La figure novatrice d'un « rapporteur » était présentée comme un geste de bonne volonté envers les indépendantistes qui ne cessent de réclamer en vain une médiation internationale dans les discussions entre le gouvernement central et l'exécutif régional qu'ils contrôlent.

Cette proposition qui « était une tentative de poser le dialogue de manière ordonnée, rigoureuse et avec conviction [...] n'a pas été acceptée », a affirmé la numéro deux du gouvernement, Carmen Calvo, devant la presse.

Pour le moment, la situation est au point mort. Quand deux parties soutiennent des positions aussi inconciliables, il faut tout simplement arrêter. Il n'y a pas d'autre solution.

Carmen Calvo

Intervenant à leur tour devant la presse à Barcelone, les représentants des indépendantistes ont rejeté la faute sur Madrid.

« Le gouvernement a décidé d'abandonner la table » des négociations, « ils ont quitté la table, ont donné le dialogue pour rompu », a dénoncé le vice-président catalan Pere Aragones, en assurant que les indépendantistes resteraient assis « à la table des négociations ».

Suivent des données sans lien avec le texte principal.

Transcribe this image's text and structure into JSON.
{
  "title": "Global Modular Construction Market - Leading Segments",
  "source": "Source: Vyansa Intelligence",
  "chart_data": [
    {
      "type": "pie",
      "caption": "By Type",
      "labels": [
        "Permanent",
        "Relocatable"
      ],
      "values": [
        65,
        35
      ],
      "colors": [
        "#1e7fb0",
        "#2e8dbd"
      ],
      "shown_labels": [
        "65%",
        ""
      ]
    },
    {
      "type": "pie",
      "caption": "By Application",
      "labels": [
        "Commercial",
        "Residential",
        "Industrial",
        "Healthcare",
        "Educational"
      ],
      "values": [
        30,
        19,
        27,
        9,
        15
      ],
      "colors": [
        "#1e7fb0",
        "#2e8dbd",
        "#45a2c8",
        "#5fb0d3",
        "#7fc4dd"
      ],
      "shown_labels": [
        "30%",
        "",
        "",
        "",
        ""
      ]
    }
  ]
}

Avant d'accuser le gouvernement de Pedro Sanchez d'avoir cédé aux « pressions du nationalisme de droite et d'extrême droite » qui l'a taxé de « haute trahison pour le simple fait de discuter » avec les séparatistes.

Même si les indépendantistes catalans la jugent insuffisante, selon le gouvernement, l'idée d'un « rapporteur » a provoqué un tollé en Espagne, y compris au sein du parti socialiste.

Le rapporteur, une « concession inacceptable »

La droite et l'extrême droite la considèrent comme une concession inacceptable aux séparatistes. Ils ont convoqué une manifestation contre Pedro Sanchez dimanche à Madrid, qui s'annonce comme une démonstration de force.

« Nous n'allons pas permettre à Pedro Sanchez de continuer à trahir notre pays. On ne joue pas avec l'Espagne », a indiqué sur son compte Twitter le Parti populaire (PP), dont les sympathisants manifesteront dimanche dans le centre de Madrid aux côtés de ceux du Parti libéral Ciudadanos et de l'extrême droite de Vox.

La brouille entre Madrid et les séparatistes catalans intervient alors que s'ouvre mardi le procès historique de douze dirigeants catalans pour leur rôle dans la tentative de sécession d'octobre 2017.

Elle intervient par ailleurs en pleines discussions sur le budget que Pedro Sanchez, dont le gouvernement est ultra-minoritaire au Parlement, ne pourra pas faire adopter sans les voix des députés indépendantistes qui refusent jusqu'ici de le voter.

Risque d'élections anticipées

En cas de rejet du budget, M. Sanchez pourrait se voir contraint de convoquer des élections anticipées avant la fin de la législature en 2020.

Le socialiste est arrivé au pouvoir début juin, notamment grâce aux voix des indépendantistes, avec la volonté de reprendre un dialogue avec les séparatistes rompu par son prédécesseur conservateur Mariano Rajoy.

Mais les discussions ont vite tourné au dialogue de sourds, M. Sanchez envisageant un référendum sur plus d'autonomie de la Catalogne tandis que les indépendantistes restent arcboutés sur leur revendication d'un référendum d'autodétermination.

« Les partis indépendantistes demandent l'acceptation d'un référendum d'autodétermination qui ne sera jamais acceptable. Jamais pour un gouvernement comme le nôtre », a répété une nouvelle fois Carmen Calvo vendredi.